The Fed is now purchasing $55 billion in Treasury holdings and mortgage debt a month to help make broader financial conditions more accommodative to strengthen recovery.
The Fed''s statement omitted previous language calling for considerations for hike rates if the unemployment rate approaches a 6.5% threshold, a policy tool known as forward guidance.
Even though the economy is improving, a highly accommodative monetary policy stance remains appropriate, the U.S. central bank said.
Fed officials said labor-market indicators were mixed but improving, though the unemployment rate remains elevated.
Still, recovery remains healthy enough to throttle back on stimulus tool such as monthly asset purchases but weak enough to do away from rate-hike thresholds.
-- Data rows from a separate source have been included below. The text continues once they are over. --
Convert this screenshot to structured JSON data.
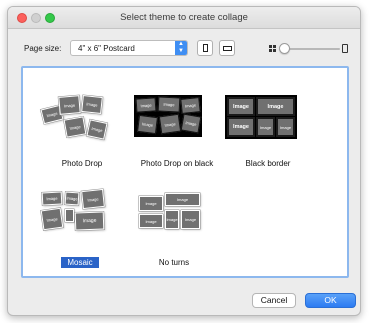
{
  "window": {
    "title": "Select theme to create collage"
  },
  "toolbar": {
    "page_size_label": "Page size:",
    "page_size_value": "4\" x 6\" Postcard",
    "orientation_selected": "landscape",
    "zoom_level": 0.0
  },
  "thumbnail_label": "Image",
  "themes": [
    {
      "caption": "Photo Drop",
      "selected": false
    },
    {
      "caption": "Photo Drop on black",
      "selected": false
    },
    {
      "caption": "Black border",
      "selected": false
    },
    {
      "caption": "Mosaic",
      "selected": true
    },
    {
      "caption": "No turns",
      "selected": false
    }
  ],
  "buttons": {
    "cancel": "Cancel",
    "ok": "OK"
  },
  "colors": {
    "accent": "#2c7bf2",
    "selection": "#2a63c7",
    "panel_border": "#8db8ee"
  }
}
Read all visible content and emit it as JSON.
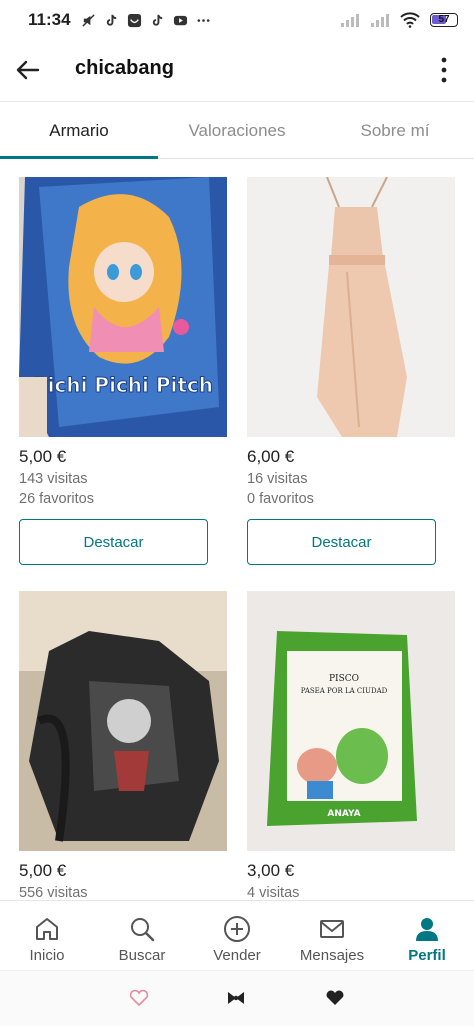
{
  "status_bar": {
    "time": "11:34",
    "battery": "57"
  },
  "header": {
    "title": "chicabang"
  },
  "tabs": [
    {
      "label": "Armario",
      "active": true
    },
    {
      "label": "Valoraciones",
      "active": false
    },
    {
      "label": "Sobre mí",
      "active": false
    }
  ],
  "items": [
    {
      "price": "5,00 €",
      "views": "143 visitas",
      "favs": "26 favoritos",
      "button": "Destacar",
      "image": "manga-book-cover",
      "cover_text": "Pichi Pichi Pitch"
    },
    {
      "price": "6,00 €",
      "views": "16 visitas",
      "favs": "0 favoritos",
      "button": "Destacar",
      "image": "beige-dress"
    },
    {
      "price": "5,00 €",
      "views": "556 visitas",
      "image": "graphic-mesh-top"
    },
    {
      "price": "3,00 €",
      "views": "4 visitas",
      "image": "book-pisco",
      "cover_text": "PISCO PASEA POR LA CIUDAD",
      "cover_brand": "ANAYA"
    }
  ],
  "bottom_nav": [
    {
      "label": "Inicio",
      "icon": "home-icon",
      "active": false
    },
    {
      "label": "Buscar",
      "icon": "search-icon",
      "active": false
    },
    {
      "label": "Vender",
      "icon": "plus-circle-icon",
      "active": false
    },
    {
      "label": "Mensajes",
      "icon": "mail-icon",
      "active": false
    },
    {
      "label": "Perfil",
      "icon": "person-icon",
      "active": true
    }
  ],
  "colors": {
    "accent": "#007782",
    "text": "#222222",
    "muted": "#707070"
  }
}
"The Committee currently anticipates that, even after employment and inflation are near mandate-consistent levels, economic conditions may, for some time, warrant keeping the target federal funds rate below levels the Committee views as normal in the longer run," the Fed said in a statement at the end of its March policy meeting, the first under Chair Janet Yellen.
"With the unemployment rate nearing 6-1/2 percent, the Committee has updated its forward guidance. The change in the Committee''s guidance does not indicate any change in the Committee''s policy intentions as set forth in its recent statements."
The U.S. unemployment rate hit 6.7% in February.
Overall, the economy continues to improve and warrants less Fed stimulus, though inflation rates are still running below the U.S. central bank''s 2% target.
"Household spending and business fixed investment continued to advance, while the recovery in the housing sector remained slow," the statement read.
"Fiscal policy is restraining economic growth, although the extent of restraint is diminishing. Inflation has been running below the Committee''s longer-run objective, but longer-term inflation expectations have remained stable."